If there’s one thing you remember today, let it be this. The rise of Reform is not an English phenomenon. Reform is polling between two-in-ten and three-in-ten of the popular vote across Great Britain right now. In Wales it’s a similar enough share. And in Scotland it’s looking shy of two-in-ten.
Two-in-ten is not nothing. It’s significant. And it’s bigger than anything Ukip was able to obtain during their heyday in England alone. The days of Scotland being impregnable to the “English nationalist” that is Nigel Farage appear to be very much over.
It would take a sizeable polling shift between now and next May for there to be no Members of the Scottish Parliament bearing the Reform banner.
Which brings us to today’s by-election. In the Scottish parliamentary seat of Hamilton, Larkhall and Stonehouse, voters go to the polls to elect a new MSP. The incumbent, Christina McKelvie (SNP), died in March of this year. She had served the seat as its constituency’s MSP since 2011.
A lot has changed in Scotland since 2021 when this seat last went to the polls. But a lot more has changed since 2024 when Labour won its election landslide.
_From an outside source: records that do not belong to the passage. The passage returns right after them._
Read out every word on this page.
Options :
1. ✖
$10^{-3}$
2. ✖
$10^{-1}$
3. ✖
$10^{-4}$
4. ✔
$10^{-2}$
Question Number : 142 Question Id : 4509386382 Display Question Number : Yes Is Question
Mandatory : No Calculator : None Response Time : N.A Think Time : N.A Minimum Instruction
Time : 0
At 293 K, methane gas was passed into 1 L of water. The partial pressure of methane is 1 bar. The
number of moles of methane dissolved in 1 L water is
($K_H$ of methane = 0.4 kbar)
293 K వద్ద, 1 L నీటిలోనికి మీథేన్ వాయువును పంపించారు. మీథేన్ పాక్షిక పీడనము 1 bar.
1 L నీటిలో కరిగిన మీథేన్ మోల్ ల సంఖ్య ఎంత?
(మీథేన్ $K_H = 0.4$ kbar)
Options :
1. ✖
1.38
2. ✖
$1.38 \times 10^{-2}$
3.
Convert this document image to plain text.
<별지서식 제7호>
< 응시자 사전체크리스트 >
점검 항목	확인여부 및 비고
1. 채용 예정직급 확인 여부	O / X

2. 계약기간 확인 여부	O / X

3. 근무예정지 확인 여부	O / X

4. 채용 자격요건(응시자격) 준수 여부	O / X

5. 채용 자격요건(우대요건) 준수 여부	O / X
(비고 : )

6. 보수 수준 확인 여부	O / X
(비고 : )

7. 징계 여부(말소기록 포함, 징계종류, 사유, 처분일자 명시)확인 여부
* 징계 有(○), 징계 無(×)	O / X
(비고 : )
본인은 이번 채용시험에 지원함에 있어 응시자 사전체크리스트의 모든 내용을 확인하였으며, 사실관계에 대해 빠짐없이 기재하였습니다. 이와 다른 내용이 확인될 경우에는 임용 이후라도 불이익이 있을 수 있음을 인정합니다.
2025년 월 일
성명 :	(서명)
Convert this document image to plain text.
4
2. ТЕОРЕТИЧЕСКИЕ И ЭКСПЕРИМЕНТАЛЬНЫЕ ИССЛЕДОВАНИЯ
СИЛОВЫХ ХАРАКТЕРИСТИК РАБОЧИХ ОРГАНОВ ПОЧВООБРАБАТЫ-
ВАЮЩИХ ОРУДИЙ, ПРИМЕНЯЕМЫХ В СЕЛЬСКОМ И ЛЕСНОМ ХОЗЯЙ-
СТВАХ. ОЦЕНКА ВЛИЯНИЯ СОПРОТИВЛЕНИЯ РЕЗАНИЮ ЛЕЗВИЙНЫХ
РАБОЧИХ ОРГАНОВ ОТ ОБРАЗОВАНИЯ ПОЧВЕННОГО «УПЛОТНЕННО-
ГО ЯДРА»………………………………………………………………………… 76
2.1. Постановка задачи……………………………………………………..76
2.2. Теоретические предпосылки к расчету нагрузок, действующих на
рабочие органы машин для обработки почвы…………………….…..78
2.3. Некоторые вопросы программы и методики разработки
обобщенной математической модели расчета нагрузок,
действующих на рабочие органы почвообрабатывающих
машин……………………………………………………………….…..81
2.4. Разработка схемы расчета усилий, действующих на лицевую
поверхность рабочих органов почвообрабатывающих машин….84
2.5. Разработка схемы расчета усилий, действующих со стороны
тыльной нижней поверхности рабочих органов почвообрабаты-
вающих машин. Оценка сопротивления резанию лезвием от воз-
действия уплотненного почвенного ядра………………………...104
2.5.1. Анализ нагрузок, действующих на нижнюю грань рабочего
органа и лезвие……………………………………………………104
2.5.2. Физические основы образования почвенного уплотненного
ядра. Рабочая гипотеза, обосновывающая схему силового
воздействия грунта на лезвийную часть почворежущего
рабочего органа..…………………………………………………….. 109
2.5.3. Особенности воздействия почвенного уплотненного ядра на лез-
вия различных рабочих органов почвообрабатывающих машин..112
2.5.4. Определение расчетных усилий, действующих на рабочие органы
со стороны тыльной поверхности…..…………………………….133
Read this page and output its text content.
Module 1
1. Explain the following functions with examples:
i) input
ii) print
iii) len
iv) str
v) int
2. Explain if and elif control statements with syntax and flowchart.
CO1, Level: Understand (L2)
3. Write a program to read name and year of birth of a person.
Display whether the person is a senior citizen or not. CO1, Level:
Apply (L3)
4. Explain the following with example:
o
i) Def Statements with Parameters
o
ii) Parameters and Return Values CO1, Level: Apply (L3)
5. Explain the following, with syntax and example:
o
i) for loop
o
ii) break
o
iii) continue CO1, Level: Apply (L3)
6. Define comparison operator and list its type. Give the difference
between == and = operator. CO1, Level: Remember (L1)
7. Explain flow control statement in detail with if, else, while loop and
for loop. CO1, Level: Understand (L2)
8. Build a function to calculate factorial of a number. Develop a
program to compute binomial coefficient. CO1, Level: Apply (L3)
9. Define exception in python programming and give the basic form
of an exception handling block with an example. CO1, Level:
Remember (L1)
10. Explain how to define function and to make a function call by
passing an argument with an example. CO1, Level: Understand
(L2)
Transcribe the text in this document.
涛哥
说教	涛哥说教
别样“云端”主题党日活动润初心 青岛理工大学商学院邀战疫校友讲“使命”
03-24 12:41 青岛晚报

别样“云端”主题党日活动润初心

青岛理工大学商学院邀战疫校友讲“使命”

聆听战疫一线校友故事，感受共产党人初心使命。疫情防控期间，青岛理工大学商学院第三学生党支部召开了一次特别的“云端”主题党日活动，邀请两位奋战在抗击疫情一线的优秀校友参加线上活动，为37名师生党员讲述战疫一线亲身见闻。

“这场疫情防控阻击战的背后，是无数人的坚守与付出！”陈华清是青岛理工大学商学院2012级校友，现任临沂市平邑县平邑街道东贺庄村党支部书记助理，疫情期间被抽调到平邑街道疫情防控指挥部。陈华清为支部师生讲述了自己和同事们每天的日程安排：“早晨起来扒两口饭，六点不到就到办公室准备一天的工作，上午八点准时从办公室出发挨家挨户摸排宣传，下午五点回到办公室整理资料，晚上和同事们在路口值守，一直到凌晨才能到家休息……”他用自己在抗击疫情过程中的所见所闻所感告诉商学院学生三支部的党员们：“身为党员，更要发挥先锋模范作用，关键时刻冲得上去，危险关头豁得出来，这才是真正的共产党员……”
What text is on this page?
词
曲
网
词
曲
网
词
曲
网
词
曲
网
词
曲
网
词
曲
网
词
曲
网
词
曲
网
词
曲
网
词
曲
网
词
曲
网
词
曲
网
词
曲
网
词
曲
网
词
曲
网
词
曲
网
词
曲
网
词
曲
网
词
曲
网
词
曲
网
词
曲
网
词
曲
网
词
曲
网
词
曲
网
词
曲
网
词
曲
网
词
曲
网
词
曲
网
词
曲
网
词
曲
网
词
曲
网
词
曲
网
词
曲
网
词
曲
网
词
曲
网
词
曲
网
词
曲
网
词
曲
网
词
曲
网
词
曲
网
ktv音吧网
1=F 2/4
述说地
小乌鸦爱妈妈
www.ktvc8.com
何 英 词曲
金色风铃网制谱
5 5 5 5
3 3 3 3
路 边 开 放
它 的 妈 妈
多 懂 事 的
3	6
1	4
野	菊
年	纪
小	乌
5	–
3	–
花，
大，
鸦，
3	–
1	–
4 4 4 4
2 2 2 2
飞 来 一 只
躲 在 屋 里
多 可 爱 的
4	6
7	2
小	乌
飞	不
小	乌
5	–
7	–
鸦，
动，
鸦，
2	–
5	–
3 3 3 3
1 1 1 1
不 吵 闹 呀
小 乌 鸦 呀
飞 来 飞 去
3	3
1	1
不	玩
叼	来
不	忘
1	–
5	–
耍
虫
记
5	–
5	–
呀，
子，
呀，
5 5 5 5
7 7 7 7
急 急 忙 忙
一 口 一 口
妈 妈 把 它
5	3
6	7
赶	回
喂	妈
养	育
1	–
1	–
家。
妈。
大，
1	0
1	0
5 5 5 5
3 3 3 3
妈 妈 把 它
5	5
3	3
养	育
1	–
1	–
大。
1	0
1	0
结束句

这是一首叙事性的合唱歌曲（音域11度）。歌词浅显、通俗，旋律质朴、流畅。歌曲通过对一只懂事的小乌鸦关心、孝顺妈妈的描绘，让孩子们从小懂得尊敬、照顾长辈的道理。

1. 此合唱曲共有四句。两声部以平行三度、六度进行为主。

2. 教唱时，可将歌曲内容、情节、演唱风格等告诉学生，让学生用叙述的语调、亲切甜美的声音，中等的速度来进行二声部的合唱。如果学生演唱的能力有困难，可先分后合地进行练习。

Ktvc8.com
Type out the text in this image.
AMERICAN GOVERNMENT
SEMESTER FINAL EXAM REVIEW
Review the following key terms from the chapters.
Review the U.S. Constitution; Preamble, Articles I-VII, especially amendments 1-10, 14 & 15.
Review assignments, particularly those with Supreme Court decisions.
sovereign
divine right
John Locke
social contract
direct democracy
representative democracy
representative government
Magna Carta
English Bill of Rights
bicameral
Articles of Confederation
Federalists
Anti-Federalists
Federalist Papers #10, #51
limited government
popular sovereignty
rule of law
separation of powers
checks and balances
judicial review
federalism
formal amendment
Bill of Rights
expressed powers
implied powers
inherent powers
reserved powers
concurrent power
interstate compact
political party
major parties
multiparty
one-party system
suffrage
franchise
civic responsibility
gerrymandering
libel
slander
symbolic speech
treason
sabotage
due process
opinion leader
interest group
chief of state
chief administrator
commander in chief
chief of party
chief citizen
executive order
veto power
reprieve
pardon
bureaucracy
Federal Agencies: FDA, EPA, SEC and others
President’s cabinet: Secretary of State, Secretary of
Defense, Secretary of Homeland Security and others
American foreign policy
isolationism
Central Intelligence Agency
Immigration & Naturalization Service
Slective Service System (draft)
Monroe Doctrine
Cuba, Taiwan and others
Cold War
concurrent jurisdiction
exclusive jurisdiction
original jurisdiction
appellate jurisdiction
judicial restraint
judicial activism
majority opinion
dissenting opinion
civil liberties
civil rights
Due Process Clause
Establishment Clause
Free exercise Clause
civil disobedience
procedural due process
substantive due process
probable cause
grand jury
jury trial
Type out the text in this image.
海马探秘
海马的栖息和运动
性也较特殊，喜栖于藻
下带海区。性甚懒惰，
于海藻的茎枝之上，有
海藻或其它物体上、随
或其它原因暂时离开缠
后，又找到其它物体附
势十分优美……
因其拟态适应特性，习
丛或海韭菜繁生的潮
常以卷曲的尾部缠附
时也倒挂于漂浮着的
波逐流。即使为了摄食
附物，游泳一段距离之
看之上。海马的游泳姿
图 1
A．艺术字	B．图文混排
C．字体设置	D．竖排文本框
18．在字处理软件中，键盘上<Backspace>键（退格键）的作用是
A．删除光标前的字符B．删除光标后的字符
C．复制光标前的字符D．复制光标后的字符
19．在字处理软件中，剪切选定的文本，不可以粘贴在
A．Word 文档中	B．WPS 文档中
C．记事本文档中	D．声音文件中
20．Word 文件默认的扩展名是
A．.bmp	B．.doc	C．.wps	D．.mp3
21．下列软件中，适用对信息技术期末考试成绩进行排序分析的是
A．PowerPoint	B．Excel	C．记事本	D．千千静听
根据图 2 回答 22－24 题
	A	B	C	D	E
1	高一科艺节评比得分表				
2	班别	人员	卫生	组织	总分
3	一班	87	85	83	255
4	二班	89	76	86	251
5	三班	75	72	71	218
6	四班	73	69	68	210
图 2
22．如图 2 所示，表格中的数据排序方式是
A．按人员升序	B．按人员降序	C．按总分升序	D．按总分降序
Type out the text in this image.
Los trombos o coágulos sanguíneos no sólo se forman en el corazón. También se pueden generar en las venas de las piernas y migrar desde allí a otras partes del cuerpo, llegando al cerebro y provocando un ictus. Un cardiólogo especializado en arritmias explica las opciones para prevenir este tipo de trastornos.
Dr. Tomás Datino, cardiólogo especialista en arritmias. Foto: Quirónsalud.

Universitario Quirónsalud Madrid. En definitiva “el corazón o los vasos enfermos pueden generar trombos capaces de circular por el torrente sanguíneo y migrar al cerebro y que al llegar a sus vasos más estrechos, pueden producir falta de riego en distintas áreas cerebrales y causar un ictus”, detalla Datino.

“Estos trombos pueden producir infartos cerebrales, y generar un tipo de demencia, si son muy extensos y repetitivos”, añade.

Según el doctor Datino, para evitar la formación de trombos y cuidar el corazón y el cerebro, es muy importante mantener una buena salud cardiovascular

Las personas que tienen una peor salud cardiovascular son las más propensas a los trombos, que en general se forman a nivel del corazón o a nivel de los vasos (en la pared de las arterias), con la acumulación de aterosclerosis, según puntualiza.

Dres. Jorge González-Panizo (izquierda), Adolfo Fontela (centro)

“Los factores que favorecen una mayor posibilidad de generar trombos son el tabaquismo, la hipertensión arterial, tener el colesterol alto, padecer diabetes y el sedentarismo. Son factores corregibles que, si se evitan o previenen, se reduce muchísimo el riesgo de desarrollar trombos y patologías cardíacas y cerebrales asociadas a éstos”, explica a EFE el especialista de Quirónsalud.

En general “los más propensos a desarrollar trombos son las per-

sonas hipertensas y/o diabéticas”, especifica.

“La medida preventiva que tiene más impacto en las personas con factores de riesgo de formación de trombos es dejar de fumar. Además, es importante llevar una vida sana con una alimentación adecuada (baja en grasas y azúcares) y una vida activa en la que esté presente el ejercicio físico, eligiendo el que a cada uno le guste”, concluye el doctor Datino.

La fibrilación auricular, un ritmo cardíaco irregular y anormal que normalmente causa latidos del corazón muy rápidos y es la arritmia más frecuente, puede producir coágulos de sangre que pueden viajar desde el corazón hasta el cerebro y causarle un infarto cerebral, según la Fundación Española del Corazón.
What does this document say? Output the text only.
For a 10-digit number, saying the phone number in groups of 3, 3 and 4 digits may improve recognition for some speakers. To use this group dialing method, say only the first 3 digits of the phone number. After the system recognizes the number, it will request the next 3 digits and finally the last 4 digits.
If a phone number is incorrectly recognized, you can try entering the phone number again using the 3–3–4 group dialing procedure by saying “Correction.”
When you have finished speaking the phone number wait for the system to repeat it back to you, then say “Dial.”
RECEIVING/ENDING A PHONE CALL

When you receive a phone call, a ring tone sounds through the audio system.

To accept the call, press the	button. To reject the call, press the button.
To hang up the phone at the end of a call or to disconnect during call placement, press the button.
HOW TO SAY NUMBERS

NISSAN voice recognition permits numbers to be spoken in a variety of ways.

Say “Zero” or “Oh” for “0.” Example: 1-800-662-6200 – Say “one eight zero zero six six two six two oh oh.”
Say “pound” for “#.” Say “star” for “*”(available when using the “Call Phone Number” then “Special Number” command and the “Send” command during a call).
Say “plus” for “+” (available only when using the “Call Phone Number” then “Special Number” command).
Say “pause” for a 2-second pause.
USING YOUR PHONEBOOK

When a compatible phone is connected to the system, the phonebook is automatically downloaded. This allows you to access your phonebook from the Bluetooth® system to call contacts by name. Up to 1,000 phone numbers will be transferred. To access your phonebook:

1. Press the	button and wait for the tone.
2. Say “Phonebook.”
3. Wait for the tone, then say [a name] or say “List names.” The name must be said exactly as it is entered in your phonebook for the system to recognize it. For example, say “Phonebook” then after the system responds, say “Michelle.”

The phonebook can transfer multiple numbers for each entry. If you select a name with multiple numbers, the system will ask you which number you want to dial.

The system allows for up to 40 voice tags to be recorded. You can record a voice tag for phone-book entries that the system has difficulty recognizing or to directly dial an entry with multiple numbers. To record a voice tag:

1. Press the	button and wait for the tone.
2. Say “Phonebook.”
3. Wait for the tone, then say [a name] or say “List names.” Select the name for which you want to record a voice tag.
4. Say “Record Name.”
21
In ScotParl terms, the SNP is still perceived as the best of a bad bunch by the voters. Very rarely since 2011 has the SNP conceded first place in the opinion polls to another party. But compared to when this Hamilton seat last went to the polls, the SNP is down 11-15pts nationally. Labour, meanwhile, is down only 3.
Reform is up from nothing and they’re sitting on between 15-20 per cent in some Scottish polls right now. In this by-election, that doesn’t put them odds on to win this seat. Far from it. But it doesn’t make them no-hopers.
On the ground the indication is Hamilton itself will vote for the SNP. But Larkhall, with its strong protestant leanings (and Rangers loyalty to boot), errs more to Reform. Activists of both black and yellow and red and yellow rosettes report similar enough findings. The strength for Reform is surprising in Larkhall.
The Britain Predicts model says the Hamilton, Larkhall and Stonehouse seat will vote thus: an SNP hold, but by a margin of four percentage points.
In by-election terms that’s an advantage of around one thousand votes over their nearest competitor.
The SNP would come away with 34 per cent of the vote, a fall of 12pts. Labour would stay in the second place with 28 per cent, down 6pts on 2021.
Reform would come from nowhere to take third with 23 per cent of the vote. And the Conservatives would languish in fourth on 7 per cent, down 11pts.
It would be psephologically sound to mention error margins here. The Britain Elects poll tracker - which powers the Britain Predicts model - is going off fewer polls than we’d like. Scotland has been polled, yes, but by a narrower range of market research firms than what you would get across the UK. The dearth of data diversity means we should be operating off wider margins for error in this by-election forecast than we would normally.
What it means is we cannot rule out Reform pipping Labour for second place. Although it is unlikely. More importantly, we cannot rule out the SNP losing this election. Nor can we rule out the SNP winning it by a canter. Both scenarios are less likely than the SNP holding the seat by around a thousand votes. But they’re not impossible ones. Something to consider.
Hamilton, Larkhall and Stonehouse will be counting on Thursday night with the results expected in the early hours of Friday morning.